Q. I was recently diagnosed with high cholesterol and have been doing research on saturated fats. I am finding conflicting information, and am more confused than ever. Will you shed some light on this?

A. There’s been a popular, yet confusing, message being relayed over the past five years about eating saturated fats and their effect on heart disease. Let’s talk through what we know.

Scientists aren’t saying that saturated fat is necessarily good for you, but rather that it is more heart-neutral for those that are healthy and active with no disease risk. If you have high cholesterol, high blood pressure, or are at high risk for heart disease, you may want to take note of these two key points from the research:

If you replace saturated fats in your diet (examples: butter, cheese, coconut oil, palm oil) with unsaturated fats (examples: nuts, seeds, fatty fish like tuna and salmon, olive oil, avocados), you may reduce your risk of having a heart attack or stroke.

If you replace the saturated fats in your diet with low-fiber, fast-digesting carbohydrates (examples: fruit juice, pop, candy, pasta, rice, energy bars), you’ll likely increase your risk for a heart attack or stroke.

Don’t be deceived by the message being relayed that saturated fat is good for you and should be added to your diet. It’s still not “good” for you, and when eaten in excess, can increase your risk for heart disease leading to a heart attack or stroke.

Here are three foods you could eat to show your heart some love:

Low-carb vegetables

Serving size is ½ cup cooked or 1 cup raw or 2 cups raw leafy greens. Examples: green beans, broccoli, spinach, kale, mushrooms, zucchini, yellow squash, Brussels sprouts. These vegetables are loaded with vitamins, minerals and fiber and are low-calorie in comparison to other food groups.
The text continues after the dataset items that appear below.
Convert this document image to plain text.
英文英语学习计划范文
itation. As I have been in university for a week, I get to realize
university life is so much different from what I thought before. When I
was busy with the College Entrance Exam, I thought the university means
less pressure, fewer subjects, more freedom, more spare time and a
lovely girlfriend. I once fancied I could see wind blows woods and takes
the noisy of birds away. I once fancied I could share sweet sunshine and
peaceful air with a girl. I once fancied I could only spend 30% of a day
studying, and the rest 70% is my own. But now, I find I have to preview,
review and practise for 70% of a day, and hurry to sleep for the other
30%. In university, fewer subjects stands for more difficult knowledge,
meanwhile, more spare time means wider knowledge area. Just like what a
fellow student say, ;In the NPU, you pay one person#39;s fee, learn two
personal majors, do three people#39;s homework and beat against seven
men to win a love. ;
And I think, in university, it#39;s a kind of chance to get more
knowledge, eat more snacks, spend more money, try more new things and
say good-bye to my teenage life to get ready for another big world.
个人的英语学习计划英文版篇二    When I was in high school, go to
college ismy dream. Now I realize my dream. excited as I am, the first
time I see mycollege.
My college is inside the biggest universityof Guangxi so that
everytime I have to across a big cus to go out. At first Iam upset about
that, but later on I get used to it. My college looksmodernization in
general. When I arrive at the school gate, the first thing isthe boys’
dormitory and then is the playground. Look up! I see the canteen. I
Serving size is 1 ounce or approximately seven walnuts. Walnuts are primarily a healthy fat source with some carbohydrate (fiber) and a bit of protein. They are high in vitamin B6, folate, thiamin – playing a role in cellular energy and a healthy nervous system.


Salmon and tuna are both fatty fish and are excellent sources of omega-3 fatty acids, a polyunsaturated fat. Studies have found when participants replaced just 1% of their saturated fat with the same amount of polyunsaturated fats, their risk of heart attack or stroke decreased by an average of 7%. The American Heart association considers 3.5 ounces of cooked fish or ¾ cup to be a single serving. For adults, two servings per week are recommended to help lower risk for heart disease.